Os
propongo un viaje a una ciudad pequeña (16.194 habitantes) de la Alta Austria
cuyo nombre es Ansfelden. La ciudad no está lejos de Linz y, por tanto, no está
lejos del Danubio, pero, sobre todo está cerca del monasterio de San Florián,
un monasterio agustino con una biblioteca de 150.000 obras. San Florián fue un
mártir de Lorch que murió al ser arrojado con una gran piedra al cuello al río
Enns. En esta ciudad de Austria, allá por el año 1824, nace un niño que es hijo
de un maestro de escuela que además tocaba el órgano en la iglesia local.
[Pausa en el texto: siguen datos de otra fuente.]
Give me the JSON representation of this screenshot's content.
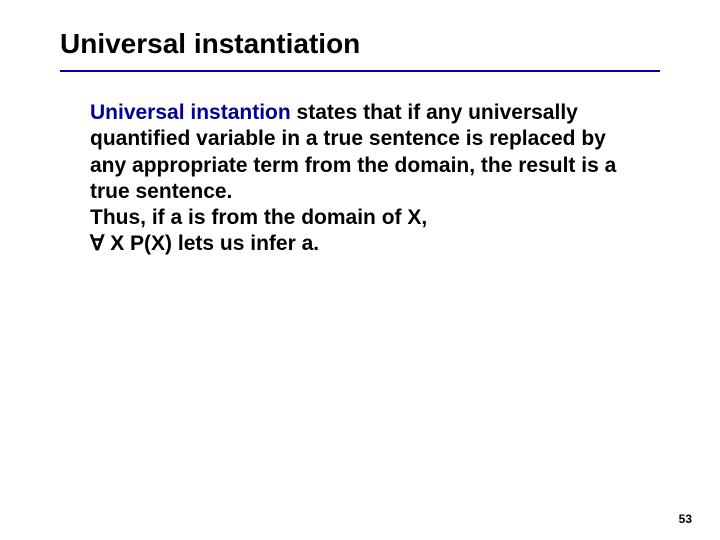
{
  "title": "Universal instantiation",
  "divider_color": "#000099",
  "body": {
    "keyword": "Universal instantion",
    "keyword_color": "#000099",
    "rest1": " states that if any universally quantified variable in a true sentence is replaced by any appropriate term from the domain, the result is a true sentence.",
    "line2": "Thus, if a is from the domain of X,",
    "line3_symbol": "∀",
    "line3_rest": " X P(X) lets us infer a."
  },
  "page_number": "53"
}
El
padre imbuyó muy temprano este gusto por la música al hijo, pero se murió
cuando el niño tan sólo tenía trece años. Este niño se pasó más de veinte años estudiando
música y, sobre todo, contrapunto y, a partir de sus cuarenta años, empezó a
componer sus primeras sinfonías que no gustaron a todo el mundo. Fijaos que he
escrito que se estuvo más de veinte años estudiando contrapunto y que esos
estudios se notan en el uso de la cuerda en sus sinfonías como muy bien vio mi
buen amigo Francisco José Hernández Ovejero,
el sabio de Acibelas, que, como persona delicada y sensible, no se queda
, al oír a Bruckner, tan sólo con los
metales (absolutamente necesarios en sus sinfonías sin los cuales no serían lo
que son porque son parte imprescindibles de la expresión bruckneriana), pero
que vendría a ser mutatis mutandis
aquello que decía Unamuno sobre la “rana” de Salamanca: No está mal venir a
Salamanca y ver la “rana”; lo malo es no ver más que la rana.
El
hombre de la Alta Austria seguía soltero
y soltero siguió hasta el fin de sus días. ¿Acaso no conoció el amor? No lo
sabemos, pero lo que sí sabemos es que conoció el Amor y que sus obras no se
pueden entender sin este Amor que las llenas por completo. Este niño – digamos ya
que se llamó Anton Bruckner-, no tiene composiciones “profanas” y, al igual que
nuestro Tomás Luis de Victoria, toda su obra fue ad maiorem Dei gloriam. Cierto es que hay obritas para piano más o
menos mundanales o un par de cuartetos de cuerda, pero estoy seguro que también
en ellos ese Amor estaba presente. Bruckner fue una especie de monje-músico y
en sus maravillosas sinfonías no encontramos el amor concretado en lo humano (así
en mi muy querido Mahler), sino que aquel niño de Ansfelden se entrega a su
Padre con una más que sincera devoción. Bruckner, repito, fue un monje laico,
un ser entregado a la Luz y al Amor. Y, perdonadme, pero creo que es muy
difícil entender su obra si no partimos de esta sencilla afirmación.